Bloomberg, citing people familiar with the plan, said that the Office of the Coordinator for Cyber Issues, established under President Barack Obama in 2011, will be no more, with its functions becoming part of the Bureau of Economic and Business Affairs. With Christopher Painter, the existing coordinator, leaving the position by the end of the month, his responsibilities will be re-flowed into the chain of command, rather than reporting directly to Secretary of State Rex Tillerson as Painter does now. It’s unclear if the defined “coordinator” position will continue to exist in its same form.
Painter’s office was responsible for the 2015 US-China cyber-accord, widely seen as reducing Chinese espionage efforts on US targets. It has also worked on Interpol operations, worked to forge an understanding with Russia on financial cybercrime, and is tasked with putting other nations on notice if they become havens for unchecked hacking.
Some said the reorganization would diminish this role of the United States in combatting cybercrime on the international stage, particularly given that the Economic Bureau and its senior officials have no cyber-expertise. Losing the direct ear of the Secretary will ensure a lack of responsiveness as well, critics said.
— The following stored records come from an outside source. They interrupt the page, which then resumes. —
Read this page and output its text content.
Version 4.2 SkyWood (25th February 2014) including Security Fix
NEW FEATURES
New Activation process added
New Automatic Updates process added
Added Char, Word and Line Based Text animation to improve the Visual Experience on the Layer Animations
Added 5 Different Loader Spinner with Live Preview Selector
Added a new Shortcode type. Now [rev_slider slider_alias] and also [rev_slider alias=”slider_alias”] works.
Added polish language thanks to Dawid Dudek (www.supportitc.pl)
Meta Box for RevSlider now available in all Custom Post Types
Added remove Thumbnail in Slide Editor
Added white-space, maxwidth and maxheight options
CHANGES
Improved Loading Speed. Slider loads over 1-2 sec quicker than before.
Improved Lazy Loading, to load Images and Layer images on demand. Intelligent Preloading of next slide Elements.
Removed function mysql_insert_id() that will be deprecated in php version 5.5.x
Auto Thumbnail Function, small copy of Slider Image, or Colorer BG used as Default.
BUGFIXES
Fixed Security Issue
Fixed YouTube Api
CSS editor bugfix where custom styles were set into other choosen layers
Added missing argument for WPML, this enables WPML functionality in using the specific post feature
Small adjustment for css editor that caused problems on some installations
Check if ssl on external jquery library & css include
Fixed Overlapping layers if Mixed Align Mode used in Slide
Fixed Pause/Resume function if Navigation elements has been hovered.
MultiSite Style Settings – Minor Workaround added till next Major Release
“It’s taking an issue that’s preeminent and putting it inside a backwater within the State Department,” Robert Knake, a former director of cybersecurity policy at the National Security Council under Obama, told Bloomberg. “Position to power matters both within the US government and within the international community.”
Yet a State Department official speaking on background with the news outlet argued that the restructuring will enhance the ability of the United States to coordinate on cyber-issues, by providing the personnel involved on the cyber-front broader access to the bigger resources of the Economic Bureau. This person also said that as it stands, Tillerson doesn’t have time to give the existing coordinator dedicated attention for day-to-day concerns, so adopting a pyramid organizational structure makes more sense from an efficiency standpoint.
Tillerson is committed to Trump’s plan to cut the department’s budget by nearly 30%, trading investment in diplomacy for a focus on the broad buckets of “national security” and the “defeat of terrorism”—i.e., defense and military spending. Some of those reductions will come from workforce elimination. As it stands, there are 200 open leadership positions in the State Department that require Senate confirmation—positions that Tillerson shows no indication of filling.